Investigation of the Antitumor Effects of Deferasirox on Prostate Cancer Cells: Insights Into Proliferation, Apoptosis, and Invasion Mechanisms

Abstract

Introduction: This study was conducted to determine whether DFX (deferasirox) exhibits antitumor activity in prostate cancer cell lines. Iron is a vital element for cellular proliferation, growth, and metabolism. However, both iron overload and altered iron metabolism have been associated with tumor initiation and progression. DFX is an orally administered iron chelator, which makes its therapeutic application more convenient compared to other chelators administered via parenteral routes.

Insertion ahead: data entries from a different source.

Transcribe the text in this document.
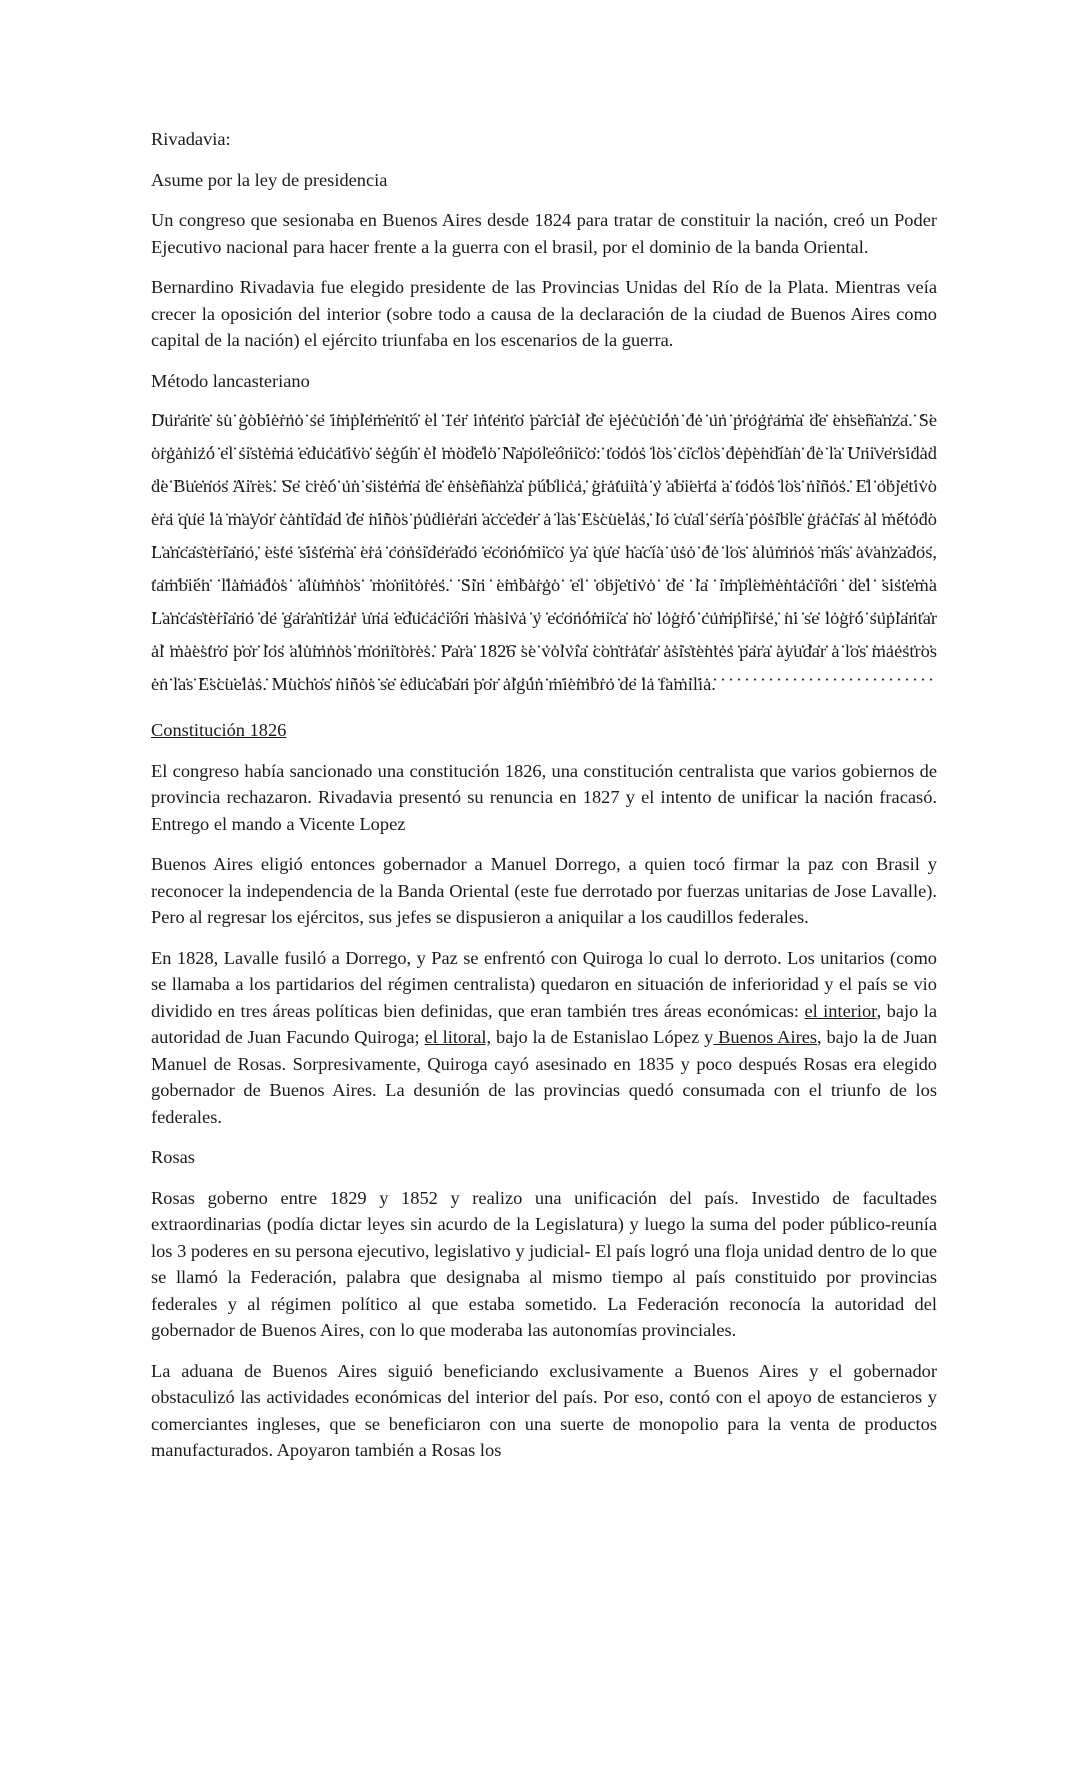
Rivadavia:

Asume por la ley de presidencia

Un congreso que sesionaba en Buenos Aires desde 1824 para tratar de constituir la nación, creó un Poder Ejecutivo nacional para hacer frente a la guerra con el brasil, por el dominio de la banda Oriental.

Bernardino Rivadavia fue elegido presidente de las Provincias Unidas del Río de la Plata. Mientras veía crecer la oposición del interior (sobre todo a causa de la declaración de la ciudad de Buenos Aires como capital de la nación) el ejército triunfaba en los escenarios de la guerra.

Método lancasteriano

Durante su gobierno se implementó el 1er intento parcial de ejecución de un programa de enseñanza. Se organizó el sistema educativo según el modelo Napoleónico: todos los ciclos dependían de la Universidad de Buenos Aires. Se creó un sistema de enseñanza pública, gratuita y abierta a todos los niños. El objetivo era que la mayor cantidad de niños pudieran acceder a las Escuelas, lo cual sería posible gracias al método Lancasteriano, este sistema era considerado económico ya que hacía uso de los alumnos más avanzados, también llamados alumnos monitores. Sin embargo el objetivo de la implementación del sistema Lancasteriano de garantizar una educación masiva y económica no logró cumplirse, ni se logró suplantar al maestro por los alumnos monitores. Para 1826 se volvía contratar asistentes para ayudar a los maestros en las Escuelas. Muchos niños se educaban por algún miembro de la familia.

Constitución 1826

El congreso había sancionado una constitución 1826, una constitución centralista que varios gobiernos de provincia rechazaron. Rivadavia presentó su renuncia en 1827 y el intento de unificar la nación fracasó. Entrego el mando a Vicente Lopez

Buenos Aires eligió entonces gobernador a Manuel Dorrego, a quien tocó firmar la paz con Brasil y reconocer la independencia de la Banda Oriental (este fue derrotado por fuerzas unitarias de Jose Lavalle). Pero al regresar los ejércitos, sus jefes se dispusieron a aniquilar a los caudillos federales.

En 1828, Lavalle fusiló a Dorrego, y Paz se enfrentó con Quiroga lo cual lo derroto. Los unitarios (como se llamaba a los partidarios del régimen centralista) quedaron en situación de inferioridad y el país se vio dividido en tres áreas políticas bien definidas, que eran también tres áreas económicas: el interior, bajo la autoridad de Juan Facundo Quiroga; el litoral, bajo la de Estanislao López y Buenos Aires, bajo la de Juan Manuel de Rosas. Sorpresivamente, Quiroga cayó asesinado en 1835 y poco después Rosas era elegido gobernador de Buenos Aires. La desunión de las provincias quedó consumada con el triunfo de los federales.

Rosas

Rosas goberno entre 1829 y 1852 y realizo una unificación del país. Investido de facultades extraordinarias (podía dictar leyes sin acurdo de la Legislatura) y luego la suma del poder público-reunía los 3 poderes en su persona ejecutivo, legislativo y judicial- El país logró una floja unidad dentro de lo que se llamó la Federación, palabra que designaba al mismo tiempo al país constituido por provincias federales y al régimen político al que estaba sometido. La Federación reconocía la autoridad del gobernador de Buenos Aires, con lo que moderaba las autonomías provinciales.

La aduana de Buenos Aires siguió beneficiando exclusivamente a Buenos Aires y el gobernador obstaculizó las actividades económicas del interior del país. Por eso, contó con el apoyo de estancieros y comerciantes ingleses, que se beneficiaron con una suerte de monopolio para la venta de productos manufacturados. Apoyaron también a Rosas los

Although some studies have suggested that DFX is a promising candidate for cancer prevention and treatment, its efficacy against prostate cancer cells has not yet been fully elucidated. Iron deprivation may represent a novel therapeutic strategy for cancer. Material and Methods: The antitumor effects of DFX were evaluated through cell viability, invasion, cell cycle, and apoptosis assays, along with gene and protein expression analyses related to metastasis. Results: The results demonstrated that DFX reduced cell viability in PC3 and LNCaP prostate cancer cell lines. In the normal prostate epithelial cell line PNT1A, this effect was observed only at higher IC50 doses. Treatment of PC3 and LNCaP cell lines with the determined IC50 concentrations of DFX resulted in cell cycle arrest and a marked reduction in migratory potential. Moreover, the mRNA expression of NDRG1, a known anti-metastatic marker, was upregulated. However, increased protein expression was evident only in PC3 cells, while no significant increase was detected in LNCaP cells. Conclusions: This study highlights the potential of DFX as an effective anticancer agent in the treatment of prostate cancer.